Hackers impersonate cybersecurity companies, such as CrowdStrike, in callback phishing emails to gain access to corporate networks.
Most phishing campaigns incorporate links to landing pages that steal login credentials or emails that include malicious attachments to install malware.
However, over the past year, threat actors have increasingly used phishing "callback" campaigns impersonating well-known companies that ask you to call a number to resolve a problem, cancel a subscription renewal or discuss another issue.
When the target dials the numbers, threat actors use social engineering to convince users to install remote access software on their devices, providing access to corporate networks. This access is then used to breach the entire domain of the Windows.
In a new callback phishing campaign, hackers are impersonating the CrowdStrike to warn recipients that network intruders have compromised their workstations and that an in-depth security audit is required.
Hackers impersonate cybersecurity companies in phishing callback emails
These callback phishing campaigns focus on social engineering, explaining in detail why they should be given access to a recipient's device, as shown in the email snippet below.
"During the daily network audit we detected abnormal activity associated with the network segment to which your workstation belongs.
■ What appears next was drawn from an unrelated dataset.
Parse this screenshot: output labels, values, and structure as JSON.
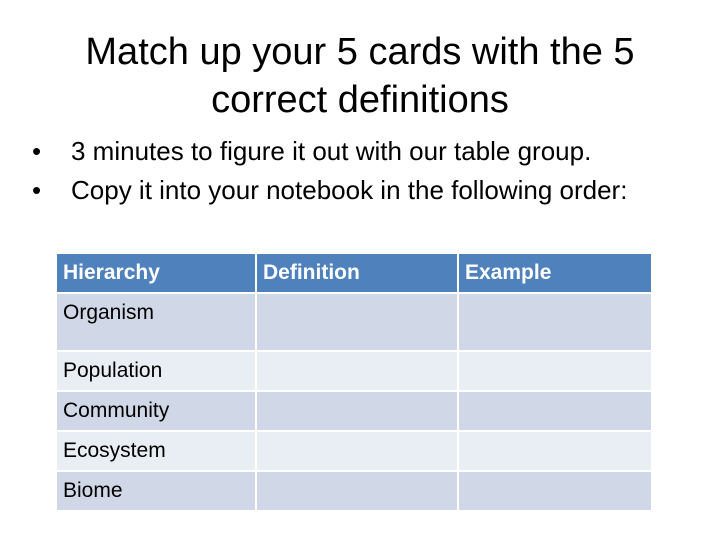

We identified the specific domain administrator who was managing the network and suspect a potential breach that may affect all workstations on that network. Therefore, we are conducting a detailed audit of all workstations.
We have already contacted your information security department directly, however, to address a potential site workstation breach, we have been referred to the individual operators of that workstation, i.e. the employees."
Finally, the phishing email asks employees to call them on an unlisted phone number to schedule a security check of their workstations.
If called upon, the hackers will guide the employee in installing remote administration tools (RATs) that allow threat actors to gain full control of the workstation.
These threat actors can now remotely install additional tools that allow them to spread laterally across the network, steal corporate data and potentially develop ransomware for device encryption.
In a report of CrowdStrike, the company believes that this campaign will likely lead to a ransomware attack, as seen with previous phishing callback campaigns.
"This is the first recognized callback campaign that impersonates cybersecurity entities and has a higher probability of success given the urgent nature of cyber breaches," CrowdStrike warns.
CrowdStrike notes that in March 2022, its analysts identified a similar campaign in which threat actors used the AteraRMM to install the Cobalt Strike and then move laterally across the victim's network before infecting it with malware.
Phishing callback campaigns became common in 2021 with the launch of phishing campaigns BazarCall used by the gang ransomware Conti to gain initial access to corporate networks.
Hackers impersonate cybersecurity companies in phishing callback emails
Since then, phishing callback campaigns have used various lures, including anti-virus subscriptions and online course support and updates.
Ο Vitaly Kremets of AdvIntel told BleepingComputer that the campaign seen on CrowdStrike is believed to be run by the gang Quantum ransomware, which has launched its own BazarCall-type campaign.
"Η AdvIntel discovered on June 21, 2022, that Quantum was preparing a new IOC based on a threat actor playing either a professionalMandiant either of CrowdStrike, in an attempt to persuade a victim to allow the threat actor to 'review' the victim's machine." Here is a report from the company's solution Andariel Threat Prevention shared on BleepingComputer.
The Quantum is one of the fastest growing ransomware functions targeting businesses right now, recently attributed to an attack on PFC affecting more than 650 healthcare organisations.
Security analysts also confirmed that several former members of the Conti have gone to Quantum after the termination of the previous operation due to increased scrutiny by investigators and law enforcement authorities. While it would have been difficult for such phishing emails to achieve mass success in the past, in the current situation with many employees working remotely.